Roger Tien-hung Luo (commonly referred to as Roger Luo, ), is ambassador of the Republic of China (Taiwan) to Solomon Islands, preceded by Victor Yu.

Biography
After Luo successfully completed the special examination for diplomats in 1983, he joined the Ministry of Foreign Affairs. He had posts in the Philippines, Swaziland, and St. Vincent. He met Hsing Yun, the founder of Buddha's Light International Association, in 1999. Luo was based in Busan in South Korea for six years during which he shared over 1,000 photos and 360 travel stories on his blog "Having More Fun in Korea Than Koreans" (). He was the deputy director of the Bureau of Consular Affairs in 2014.

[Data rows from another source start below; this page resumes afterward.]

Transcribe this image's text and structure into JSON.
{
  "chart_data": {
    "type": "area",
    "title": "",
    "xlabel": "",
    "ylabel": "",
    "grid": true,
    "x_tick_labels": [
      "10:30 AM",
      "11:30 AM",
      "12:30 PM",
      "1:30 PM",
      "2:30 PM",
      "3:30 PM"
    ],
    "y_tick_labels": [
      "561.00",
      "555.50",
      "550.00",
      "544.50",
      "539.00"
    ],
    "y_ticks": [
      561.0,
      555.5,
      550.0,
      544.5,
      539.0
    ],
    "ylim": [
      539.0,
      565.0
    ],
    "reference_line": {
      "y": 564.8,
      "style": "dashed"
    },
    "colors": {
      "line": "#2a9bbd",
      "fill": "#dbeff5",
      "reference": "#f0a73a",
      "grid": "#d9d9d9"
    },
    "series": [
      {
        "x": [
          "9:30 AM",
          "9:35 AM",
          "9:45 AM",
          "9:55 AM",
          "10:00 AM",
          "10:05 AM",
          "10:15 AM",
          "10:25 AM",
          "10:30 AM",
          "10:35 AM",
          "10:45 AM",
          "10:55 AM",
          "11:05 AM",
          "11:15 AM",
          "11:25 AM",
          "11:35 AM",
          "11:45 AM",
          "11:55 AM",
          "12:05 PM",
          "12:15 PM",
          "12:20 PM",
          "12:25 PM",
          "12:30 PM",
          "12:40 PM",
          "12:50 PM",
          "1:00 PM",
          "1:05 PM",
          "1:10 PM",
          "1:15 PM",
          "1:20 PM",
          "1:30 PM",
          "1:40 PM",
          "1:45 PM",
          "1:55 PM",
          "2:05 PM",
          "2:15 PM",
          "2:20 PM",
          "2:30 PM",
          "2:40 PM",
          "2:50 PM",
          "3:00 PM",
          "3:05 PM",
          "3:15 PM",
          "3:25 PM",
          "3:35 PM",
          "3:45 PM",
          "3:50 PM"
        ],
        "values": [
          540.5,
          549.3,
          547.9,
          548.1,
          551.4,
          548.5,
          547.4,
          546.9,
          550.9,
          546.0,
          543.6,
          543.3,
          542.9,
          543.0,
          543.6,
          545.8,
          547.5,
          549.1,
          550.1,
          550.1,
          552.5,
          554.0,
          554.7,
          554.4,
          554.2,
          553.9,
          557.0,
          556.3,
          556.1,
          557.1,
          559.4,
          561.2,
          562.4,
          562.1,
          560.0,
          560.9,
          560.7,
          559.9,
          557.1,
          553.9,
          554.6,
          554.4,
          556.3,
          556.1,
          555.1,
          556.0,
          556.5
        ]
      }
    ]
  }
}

Luo was appointed the Taiwanese ambassador to the Solomon Islands, a position he served in between January 2017 to August 2019. His wife joined him when Frank Kabui, the Governor-General of Solomon Islands, received his diplomatic credentials. While stationed at various locations, he took part in numerous commemorative events related to war and viewed military antiques. He authored the book My Time in Solomon Islands: World War II Battleground through the eyes of an Ambassador (), which was published in 2021. In a book review, Citi Cui of the China Times wrote, "After the author's careful study and on-the-spot observation, this book is easy to read, allowing readers to quickly understand the combat history of the United States and Japan in the Solomon Islands during World War II."